I’ve been trying to setup Tdarr to transcode using my AMD integrated GPU instead of my CPU, but all I’m finding online is people using nvidia cards…well, I don’t have one of those, but I have an AMD CPU with integrated gpu, so I wanted to use that, but apparently that’s extremely uncommon and I can’t find any working solutions.
Edit: I’m running Tdarr in a docker container on my OMV media server.
Edit 2: I’ve gotten it working, but the compression is nonexisting. A h264 -> h265 transcode increases file size by ~5%.
Needed to add my Tdarr container to the render group and pass through the dev/dri/renderD128 folder.
I have AMD hardware acceleration working for Plex in an LXC container with an AMD APU so I’d assume it’s possible.
Tdarr seems to use ffmpeg under the covers, so I’d focus on getting that working with amd. If I remember I had to install the mesa drivers and pass in the /dev/dri folder. Then you can check ffmpeg for the amf encoders (AMD media framework).
I actually just got it working, after spending all day yesterday.

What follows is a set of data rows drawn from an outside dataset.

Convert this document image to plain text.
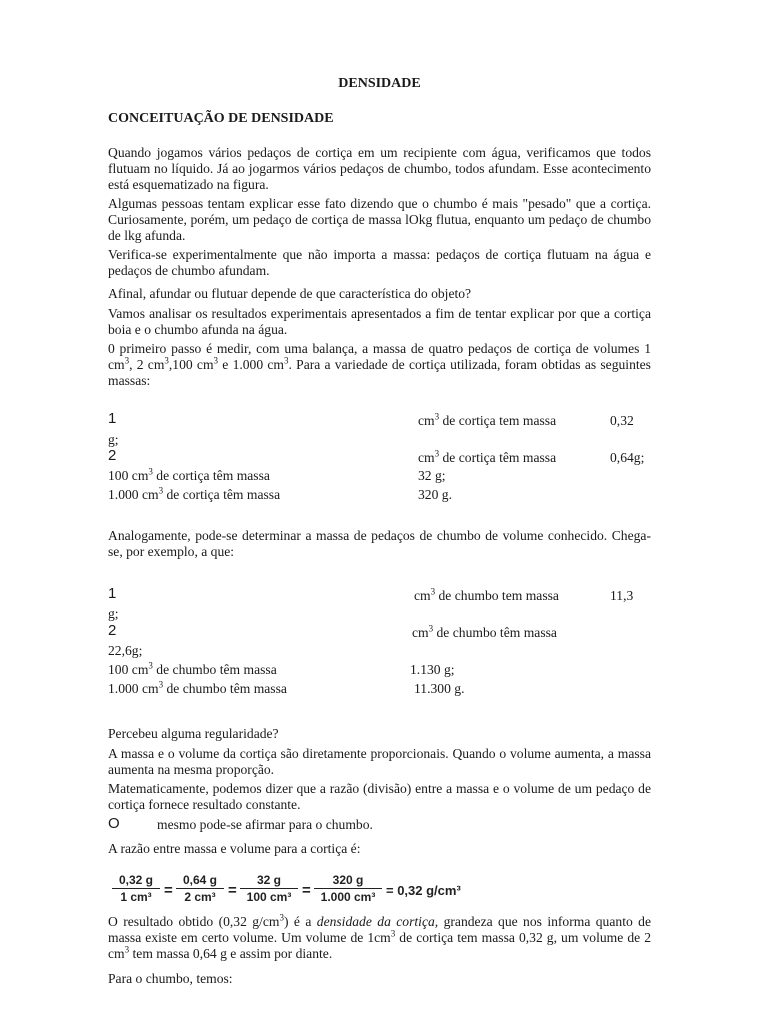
DENSIDADE
CONCEITUAÇÃO DE DENSIDADE
Quando jogamos vários pedaços de cortiça em um recipiente com água, verificamos que todos flutuam no líquido. Já ao jogarmos vários pedaços de chumbo, todos afundam. Esse acontecimento está esquematizado na figura.
Algumas pessoas tentam explicar esse fato dizendo que o chumbo é mais "pesado" que a cortiça. Curiosamente, porém, um pedaço de cortiça de massa lOkg flutua, enquanto um pedaço de chumbo de lkg afunda.
Verifica-se experimentalmente que não importa a massa: pedaços de cortiça flutuam na água e pedaços de chumbo afundam.
Afinal, afundar ou flutuar depende de que característica do objeto?
Vamos analisar os resultados experimentais apresentados a fim de tentar explicar por que a cortiça boia e o chumbo afunda na água.
0 primeiro passo é medir, com uma balança, a massa de quatro pedaços de cortiça de volumes 1 $cm^3$, 2 $cm^3,100$ $cm^3$ e 1.000 $cm^3$. Para a variedade de cortiça utilizada, foram obtidas as seguintes massas:
1	$cm^3$ de cortiça tem massa	0,32
g;
2	$cm^3$ de cortiça têm massa	0,64g;
100 $cm^3$ de cortiça têm massa	32 g;
1.000 $cm^3$ de cortiça têm massa	320 g.
Analogamente, pode-se determinar a massa de pedaços de chumbo de volume conhecido. Chega-se, por exemplo, a que:
1	$cm^3$ de chumbo tem massa	11,3
g;
2	$cm^3$ de chumbo têm massa
22,6g;
100 $cm^3$ de chumbo têm massa	1.130 g;
1.000 $cm^3$ de chumbo têm massa	11.300 g.
Percebeu alguma regularidade?
A massa e o volume da cortiça são diretamente proporcionais. Quando o volume aumenta, a massa aumenta na mesma proporção.
Matematicamente, podemos dizer que a razão (divisão) entre a massa e o volume de um pedaço de cortiça fornece resultado constante.
O	mesmo pode-se afirmar para o chumbo.
A razão entre massa e volume para a cortiça é:
O resultado obtido (0,32 $g/cm^3$) é a densidade da cortiça, grandeza que nos informa quanto de massa existe em certo volume. Um volume de $1cm^3$ de cortiça tem massa 0,32 g, um volume de 2 $cm^3$ tem massa 0,64 g e assim por diante.
Para o chumbo, temos:
$\frac{0,32 g}{\text{1 cm³}} = \frac{0,64 g}{\text{2 cm³}} = \frac{32 g}{\text{100 cm³}} = \frac{320 g}{\text{1.000 cm³}} = 0,32$ g/cm³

The speed is magnificent, but the compression rate is absolutely abysmal. When i use the integrated GPU an h264 encoded file end up taking up 5-10% more space when converted to h265, whereas when just use CPU an h264->h265 is around a 45% reduction in size. I have no use for speed if it doesn’t reduce file size at all.
Besides maybe confusing the codecs, hardware encoders, especially the AMD ones, are always less space efficient than software encoders.
If you want to convert video for long-term storage, please use a software encoder.
Fair enough, I just saw so many using GPUs and how much faster it was and assumed it was the same size-wise with the files. I’m getting ~40fps with my CPU, so it’s going to take forever to do all of it.
Uh… What?
GPU you are converting from 265 to 264 and expecting smaller file sizes, but CPU you are going from 264 to 265?
If compression methods/codecs are equal, the hardware shouldn’t affect compression
Maybe I worded it poorly, I’m doing h264 -> h265 in both cases, but it increases file size when using iGPU.